Gales.-Gran Bretaña. Un padre acaba de vivir una de sus peores pesadillas cuando accidentalmente conduciendo su camioneta atropella y mata a su hijo, Ianto Jenkins, de 3 años. El menor falleció aplastado mientras jugaba en su bici tras ser atropellado de forma accidental por su padre en Gales.
Guto Jenkins, de 32 años, se alejaba con su remolque de 2,5 metros lleno de tierra, el cual se encontraba unido a su camioneta 4X4, en una granja en Efailwen, Pembrokeshire, en Gales, sin saber que su pequeño había muerto atropellado por él.
Al momento del golpe, la hermana mayor de Ianto corrió en dirección a la granja y le gritó a su abuela, quien estaba ocupada trabajando en el interior: “Mamu Ianto está muerto“.
Inmediatamente, la abuela salió corriendo, aunque inicialmente pensó que el niño se había caído de su bici. No obstante, al acercarse pudo corroborar la horrible realidad, indicó en la investigación del Ayuntamiento de Llanelli.
El padre en su infinito dolor explica que lo único en lo que puede pensar ahora es que su hijo debió estar un punto ciego. O, en dado caso se habría movido cerca del tráiler mientras miraba el otro espejo o hacia adelante.
“No lo vi en absoluto a pesar de revisar mis espejos y mirar por encima del hombro antes de alejarme”, señaló en reiteradas ocasiones.
Asimismo continuó diciendo: “Cuando llegué a la parte superior del camino, recibí una llamada de mi madre que decía que Ianto estaba muerto. Fue la peor llamada de mi vida“.
Y resalta: “No pasa un día en el que no piense en Ianto. Es una pesadilla con la que viviré el resto de mi vida. El dolor y la culpa permanecerán conmigo por el resto de mi vida”.
Un examen post mortem determinó que el pequeño Ianto habría falleció de manera instantánea a causa de una “catastrófica” lesión en la cabeza. En tanto, la investigación reveló que no se hallaron fallas ni en la camioneta ni el remolque.

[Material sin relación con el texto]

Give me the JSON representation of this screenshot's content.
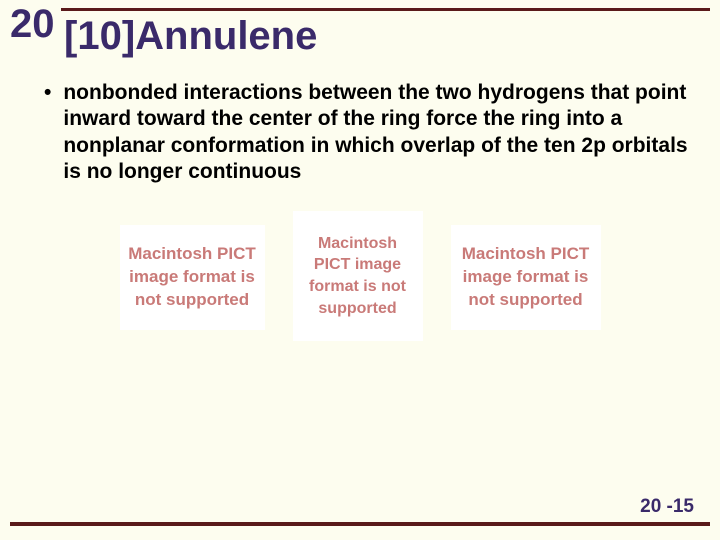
{
  "chapter": "20",
  "title": "[10]Annulene",
  "bullet": "nonbonded interactions between the two hydrogens that point inward toward the center of the ring force the ring into a nonplanar conformation in which overlap of the ten 2p orbitals is no longer continuous",
  "pict_text": "Macintosh PICT image format is not supported",
  "page_number": "20 -15",
  "colors": {
    "background": "#fdfdef",
    "heading": "#3a2a6a",
    "rule": "#5a1a1a",
    "pict_text": "#c97a78",
    "pict_bg": "#ffffff",
    "body_text": "#000000"
  }
}
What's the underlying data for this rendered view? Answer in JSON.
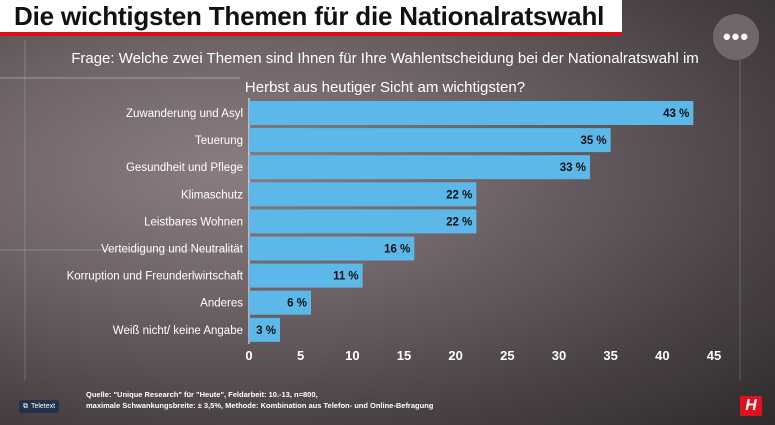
{
  "title": "Die wichtigsten Themen für die Nationalratswahl",
  "question_line1": "Frage: Welche zwei Themen sind Ihnen für Ihre Wahlentscheidung bei der Nationalratswahl im",
  "question_line2": "Herbst aus heutiger Sicht am wichtigsten?",
  "more_button": "•••",
  "teletext_label": "Teletext",
  "teletext_icon": "teletext-icon",
  "source_line1": "Quelle: \"Unique Research\" für \"Heute\", Feldarbeit: 10.-13, n=800,",
  "source_line2": "maximale Schwankungsbreite: ± 3,5%, Methode: Kombination aus Telefon- und Online-Befragung",
  "logo_text": "H",
  "colors": {
    "bar": "#5cb8e8",
    "accent": "#d8101a",
    "logo": "#e3101c"
  },
  "chart_data": {
    "type": "bar",
    "orientation": "horizontal",
    "categories": [
      "Zuwanderung und Asyl",
      "Teuerung",
      "Gesundheit und Pflege",
      "Klimaschutz",
      "Leistbares Wohnen",
      "Verteidigung und Neutralität",
      "Korruption und Freunderlwirtschaft",
      "Anderes",
      "Weiß nicht/ keine Angabe"
    ],
    "values": [
      43,
      35,
      33,
      22,
      22,
      16,
      11,
      6,
      3
    ],
    "value_labels": [
      "43 %",
      "35 %",
      "33 %",
      "22 %",
      "22 %",
      "16 %",
      "11 %",
      "6 %",
      "3 %"
    ],
    "xlim": [
      0,
      45
    ],
    "xticks": [
      0,
      5,
      10,
      15,
      20,
      25,
      30,
      35,
      40,
      45
    ],
    "grid": false,
    "legend": "none"
  }
}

Rhys Hughes, el inspector ejecutivo de Salud y Seguridad, indicó que de acuerdo con la sangre encontrada, Ianto habría sido golpeado por el tráiler y no por la camioneta.
Por su parte, un jurado determinó una conclusión de muerte accidental, concluyendo además que el niño murió debido a una “lesión en la cabeza causada por el impacto con un remolque cargado”.
Finalmente, el forense principal interino, Paul Bennett, concluyó: “Sería negligente de mi parte no expresar formalmente mis más sinceras condolencias a la familia“.